The time is June 1949, and the place is Chicago's South Side. The characters are the combative, loving members of a middle-class family who are barely hanging on; a strong wind could blow them into the lower class. The issues being debated, mostly over meals, are whether the father (Ed Harris) should take a job out of town, whether the elder son (William O'Leary) should go to college or start adult life, and whether the younger (Anthony Rapp), a child actor, should enter an elite high school or embark on a national tour. (In one of Playwright Furth's slyer jokes, the unnamed play the boy is invited to join is recognizably A Streetcar Named Desire.) The father, who lacks a high school diploma, harangues his family about education and ambition. The mother (Judith Ivey) wants her children to choose for themselves. He makes his points with force; she wins hers with guile. Precious Sons resembles a "well-made play," much like those William Inge wrote, except that Furth emphasizes reconciliation and renewal rather than catharsis.

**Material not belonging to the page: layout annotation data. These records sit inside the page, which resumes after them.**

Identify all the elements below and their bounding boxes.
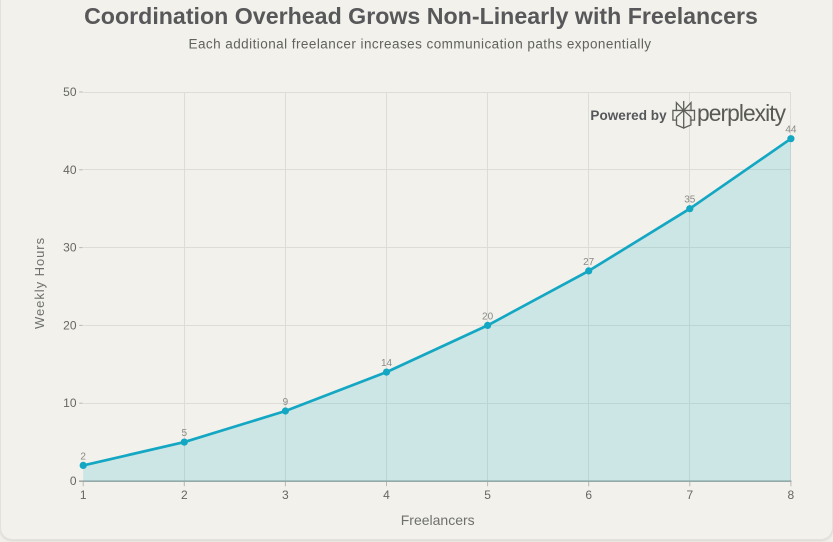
- svg-text:20: 20: [482, 311, 494, 322]
- svg-text:14: 14: [381, 358, 393, 369]
- svg-text:0: 0: [70, 474, 77, 488]
- svg-text:Coordination Overhead Grows No: Coordination Overhead Grows Non-Linearly…: [84, 3, 758, 29]
- svg-text:10: 10: [63, 396, 77, 410]
- svg-text:27: 27: [583, 257, 595, 268]
- svg-text:44: 44: [785, 125, 797, 136]
- svg-text:2: 2: [80, 451, 86, 462]
- svg-text:6: 6: [585, 488, 592, 502]
- svg-text:9: 9: [283, 397, 289, 408]
- svg-text:5: 5: [182, 428, 188, 439]
- svg-text:Weekly Hours: Weekly Hours: [32, 237, 47, 329]
- svg-text:2: 2: [181, 488, 188, 502]
- svg-text:Powered by: Powered by: [590, 108, 667, 123]
- svg-text:20: 20: [63, 318, 77, 332]
- svg-text:Each additional freelancer inc: Each additional freelancer increases com…: [189, 37, 652, 52]
- svg-text:8: 8: [788, 488, 795, 502]
- svg-text:Freelancers: Freelancers: [401, 512, 475, 528]
- svg-text:4: 4: [383, 488, 390, 502]
- svg-text:1: 1: [80, 488, 87, 502]
- svg-text:40: 40: [63, 163, 77, 177]
- svg-text:5: 5: [484, 488, 491, 502]
- svg-text:3: 3: [282, 488, 289, 502]
- svg-text:perplexity: perplexity: [697, 100, 787, 126]
- svg-text:50: 50: [63, 85, 77, 99]
- svg-text:7: 7: [686, 488, 693, 502]
- svg-text:35: 35: [684, 195, 696, 206]
- svg-text:30: 30: [63, 241, 77, 255]
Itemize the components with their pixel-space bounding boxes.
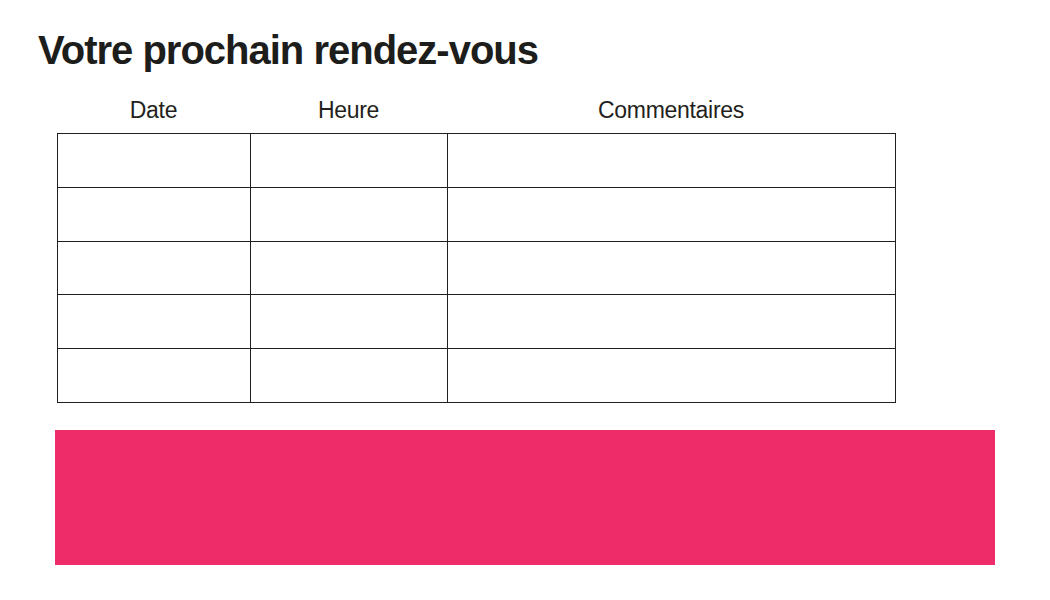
appointment-table xyxy=(57,133,896,403)
table-cell xyxy=(58,134,251,188)
table-cell xyxy=(448,134,896,188)
column-header-heure: Heure xyxy=(250,97,447,124)
table-row xyxy=(58,349,896,403)
table-row xyxy=(58,134,896,188)
table-cell xyxy=(448,187,896,241)
table-cell xyxy=(251,349,448,403)
table-cell xyxy=(58,187,251,241)
table-cell xyxy=(448,349,896,403)
table-cell xyxy=(58,349,251,403)
table-row xyxy=(58,187,896,241)
column-header-commentaires: Commentaires xyxy=(447,97,895,124)
table-cell xyxy=(251,134,448,188)
table-column-headers: Date Heure Commentaires xyxy=(57,92,895,128)
appointment-table-body xyxy=(58,134,896,403)
table-row xyxy=(58,295,896,349)
table-cell xyxy=(251,187,448,241)
table-cell xyxy=(251,241,448,295)
document-page: Votre prochain rendez-vous Date Heure Co… xyxy=(0,0,1050,600)
table-cell xyxy=(251,295,448,349)
pink-banner xyxy=(55,430,995,565)
table-row xyxy=(58,241,896,295)
table-cell xyxy=(58,295,251,349)
table-cell xyxy=(448,241,896,295)
appointment-table-section: Date Heure Commentaires xyxy=(57,92,895,403)
table-cell xyxy=(58,241,251,295)
page-title: Votre prochain rendez-vous xyxy=(38,28,538,73)
column-header-date: Date xyxy=(57,97,250,124)
table-cell xyxy=(448,295,896,349)
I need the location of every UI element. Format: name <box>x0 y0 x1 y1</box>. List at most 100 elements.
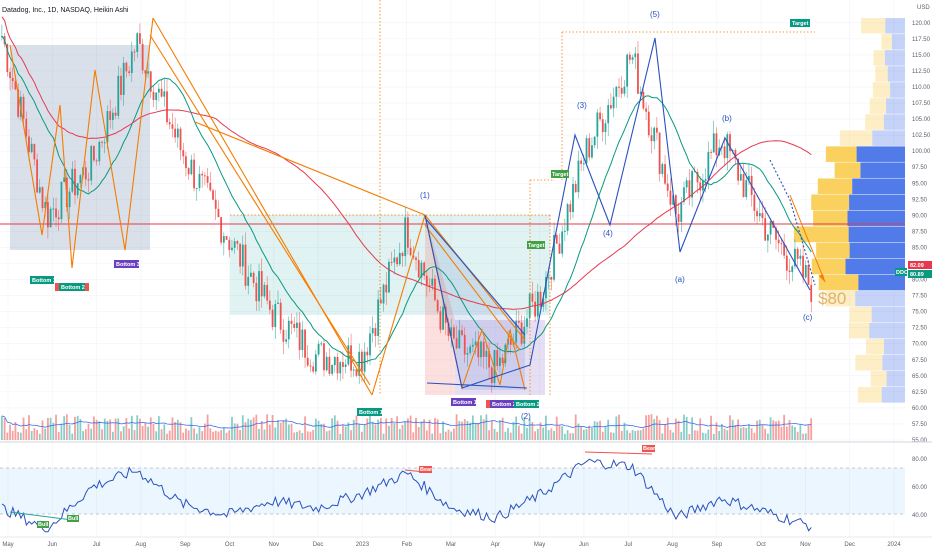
price-tick: 77.50 <box>912 294 928 300</box>
bull-1-label[interactable]: Bull <box>37 521 49 528</box>
time-tick: Oct <box>225 542 235 548</box>
wave-2-label: (2) <box>521 412 531 421</box>
elliott-wave-lines <box>424 37 816 389</box>
volume-profile <box>793 18 905 403</box>
time-tick: 2023 <box>356 542 370 548</box>
svg-text:Bottom 2: Bottom 2 <box>492 402 516 408</box>
price-tick: 60.00 <box>912 406 928 412</box>
svg-text:Bottom 1: Bottom 1 <box>32 278 56 284</box>
target-right-label[interactable]: Target <box>790 19 810 27</box>
price-tick: 65.00 <box>912 374 928 380</box>
candles <box>1 23 813 393</box>
target-may-label[interactable]: Target <box>551 170 569 178</box>
price-tick: 72.50 <box>912 326 928 332</box>
rsi-tick: 40.00 <box>912 513 928 519</box>
bottom3-left-label[interactable]: Bottom 3 <box>114 260 140 268</box>
price-axis: USD 120.00 117.50 115.00 112.50 110.00 107.50… <box>905 0 932 444</box>
target-arrow <box>789 194 826 283</box>
rsi-axis: 80.00 60.00 40.00 <box>912 457 928 519</box>
rsi-band <box>0 468 905 514</box>
price-tick: 67.50 <box>912 358 928 364</box>
price-tick: 120.00 <box>912 21 931 27</box>
symbol-title: Datadog, Inc., 1D, NASDAQ, Heikin Ashi <box>2 7 129 14</box>
svg-text:Target: Target <box>792 21 809 27</box>
bear-1-label[interactable]: Bear <box>419 466 433 473</box>
time-tick: Jul <box>624 542 632 548</box>
wave-a-label: (a) <box>675 275 685 284</box>
time-axis: May Jun Jul Aug Sep Oct Nov Dec 2023 Feb Mar Apr May… <box>2 542 901 548</box>
rsi-line <box>1 458 812 533</box>
time-tick: Dec <box>844 542 855 548</box>
wave-c-label: (c) <box>803 313 813 322</box>
price-tick: 117.50 <box>912 37 931 43</box>
price-tick: 80.00 <box>912 278 928 284</box>
time-tick: Dec <box>313 542 324 548</box>
ma-badge: 82.09 <box>910 263 924 269</box>
price-tick: 107.50 <box>912 101 931 107</box>
wave-1-label: (1) <box>420 191 430 200</box>
price-tick: 75.00 <box>912 310 928 316</box>
svg-text:Bottom 2: Bottom 2 <box>61 285 85 291</box>
price-tick: 87.50 <box>912 229 928 235</box>
price-tick: 115.00 <box>912 53 931 59</box>
svg-text:Bull: Bull <box>38 522 49 528</box>
ticker-badge: DDOG <box>896 270 913 276</box>
price-tick: 110.00 <box>912 85 931 91</box>
price-tick: 57.50 <box>912 422 928 428</box>
wave-4-label: (4) <box>603 229 613 238</box>
time-tick: 2024 <box>887 542 901 548</box>
time-tick: Aug <box>667 542 678 548</box>
svg-text:Bottom 3: Bottom 3 <box>116 262 140 268</box>
time-tick: May <box>2 542 13 548</box>
fast-moving-average <box>1 35 812 364</box>
volume-moving-average <box>1 415 812 429</box>
price-badge: 80.89 <box>910 272 924 278</box>
price-tick: 55.00 <box>912 438 928 444</box>
bottom1-mid-label[interactable]: Bottom 1 <box>357 408 383 416</box>
svg-text:Bottom 2: Bottom 2 <box>516 402 540 408</box>
target-may-low-label[interactable]: Target <box>527 241 545 249</box>
svg-text:Target: Target <box>528 243 545 249</box>
bottom1-left-label[interactable]: Bottom 1 <box>30 276 56 284</box>
time-tick: Jun <box>579 542 589 548</box>
price-tick: 70.00 <box>912 342 928 348</box>
bottom2-left-label[interactable]: Bottom 2 <box>55 283 89 291</box>
wave-3-label: (3) <box>577 101 587 110</box>
svg-text:Target: Target <box>552 172 569 178</box>
price-tick: 85.00 <box>912 245 928 251</box>
bull-2-label[interactable]: Bull <box>67 515 79 522</box>
dotted-markers <box>230 0 815 395</box>
time-tick: Feb <box>402 542 413 548</box>
price-badges: DDOG 82.09 80.89 <box>895 261 932 278</box>
wave-labels: (1) (2) (3) (4) (5) (a) (b) (c) <box>420 10 813 421</box>
bottom2-right-label[interactable]: Bottom 2 <box>486 400 516 408</box>
time-tick: Oct <box>756 542 766 548</box>
price-tick: 95.00 <box>912 181 928 187</box>
svg-text:Bear: Bear <box>643 446 656 452</box>
time-tick: Sep <box>711 542 722 548</box>
price-tick: 62.50 <box>912 390 928 396</box>
currency-label: USD <box>917 5 930 11</box>
rsi-tick: 60.00 <box>912 485 928 491</box>
svg-text:Bull: Bull <box>68 516 79 522</box>
price-tick: 102.50 <box>912 133 931 139</box>
rsi-tick: 80.00 <box>912 457 928 463</box>
bottom2-right-b-label[interactable]: Bottom 2 <box>514 400 540 408</box>
time-tick: Mar <box>446 542 456 548</box>
time-tick: Jun <box>47 542 57 548</box>
bear-2-label[interactable]: Bear <box>642 445 656 452</box>
pattern-labels: Bottom 1 Bottom 2 Bottom 3 Bottom 1 Bott… <box>30 19 810 528</box>
time-tick: Nov <box>268 542 279 548</box>
bottom1-right-label[interactable]: Bottom 1 <box>451 398 477 406</box>
price-tick: 92.50 <box>912 197 928 203</box>
price-target-label: $80 <box>818 289 846 308</box>
price-tick: 97.50 <box>912 165 928 171</box>
time-tick: Apr <box>491 542 500 548</box>
svg-text:Bear: Bear <box>420 467 433 473</box>
time-tick: Nov <box>800 542 811 548</box>
volume-bars <box>1 414 813 440</box>
grid-lines <box>0 0 905 537</box>
time-tick: Sep <box>180 542 191 548</box>
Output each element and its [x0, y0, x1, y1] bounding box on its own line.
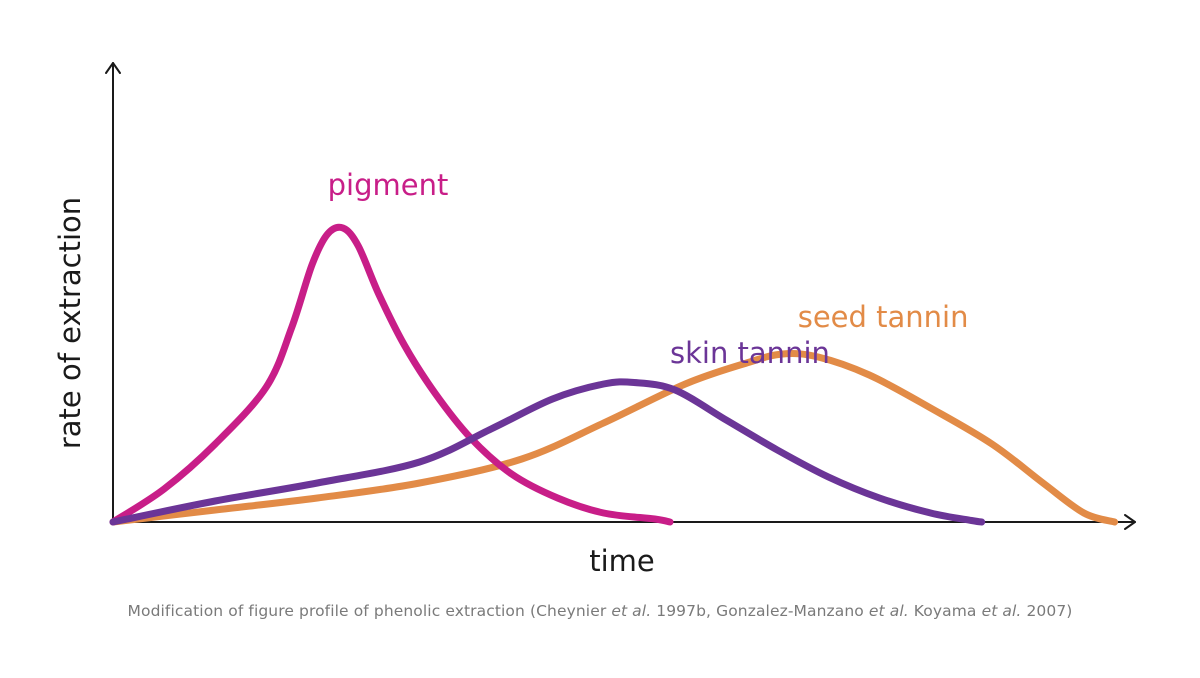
- caption-text: 2007): [1021, 602, 1073, 620]
- caption-et-al: et al.: [611, 602, 652, 620]
- caption-text: Modification of figure profile of phenol…: [127, 602, 612, 620]
- seed-tannin-series-label: seed tannin: [798, 300, 969, 334]
- series-layer: [109, 223, 1119, 526]
- caption-text: Koyama: [908, 602, 982, 620]
- figure-caption: Modification of figure profile of phenol…: [0, 602, 1200, 620]
- y-axis-arrowhead: [105, 62, 121, 74]
- y-axis-label: rate of extraction: [53, 197, 87, 449]
- caption-et-al: et al.: [981, 602, 1022, 620]
- caption-et-al: et al.: [868, 602, 909, 620]
- caption-text: 1997b, Gonzalez-Manzano: [651, 602, 869, 620]
- x-axis-arrowhead: [1124, 514, 1136, 530]
- axes: [105, 62, 1136, 530]
- skin-tannin-series-label: skin tannin: [670, 336, 830, 370]
- pigment-series-line: [109, 223, 674, 526]
- pigment-series-label: pigment: [328, 168, 449, 202]
- skin-tannin-series-line: [109, 378, 986, 526]
- x-axis-label: time: [589, 544, 655, 578]
- seed-tannin-series-line: [109, 350, 1119, 526]
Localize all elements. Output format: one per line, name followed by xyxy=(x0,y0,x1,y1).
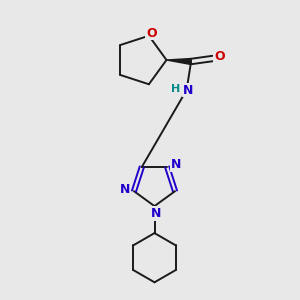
Text: N: N xyxy=(170,158,181,171)
Text: O: O xyxy=(146,27,157,40)
Polygon shape xyxy=(167,58,191,64)
Text: N: N xyxy=(151,207,161,220)
Text: O: O xyxy=(214,50,225,64)
Text: N: N xyxy=(120,183,131,196)
Text: H: H xyxy=(171,84,180,94)
Text: N: N xyxy=(183,83,193,97)
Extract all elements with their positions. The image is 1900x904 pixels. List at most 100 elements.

As is often the case with well-made plays, Precious Sons is not made quite well enough. Some of its incidents seem unlikely, and its cheery ending is a rather facile reversal. But Furth creates convincing people: he gives them clever, well-wrought and wholly plausible dialogue; and he appreciates the timeless give-and-take of family life, its perilous candor and its resilience. The play evokes the temper and flavor of the years just after World War II, when economic change was the order of the day. The father went to work at a time when men could climb the corporate ladder on raw ability. Now nearing 40, he sees the G.I. Bill breeding a generation of credentialed newcomers to dislodge him from his modest perch. That is why he rests his hopes so crushingly on his precious sons, and why he alone has a sense of the tragedy that could follow their flights to freedom.
Movie Star Harris (The Right Stuff, Places in the Heart) finds simmering violence and sudden affection in this man. O'Leary foretokens a sad future when he naively envisions an assembly line as an exhibition hall for his competitive drive and skill. As the youth, Rapp makes the stage glow in what could have been a formulaic speech about his having yearned to be an actor even before he knew that the profession existed. The finest performance is Ivey's as the play's forceful center, the clangy-voiced, flighty, phrase- turning mother with a heart of gold and a will of molybdenum. She always gets her way. Perhaps the best measure of the play's impact is that audiences depart eagerly debating whether she was right.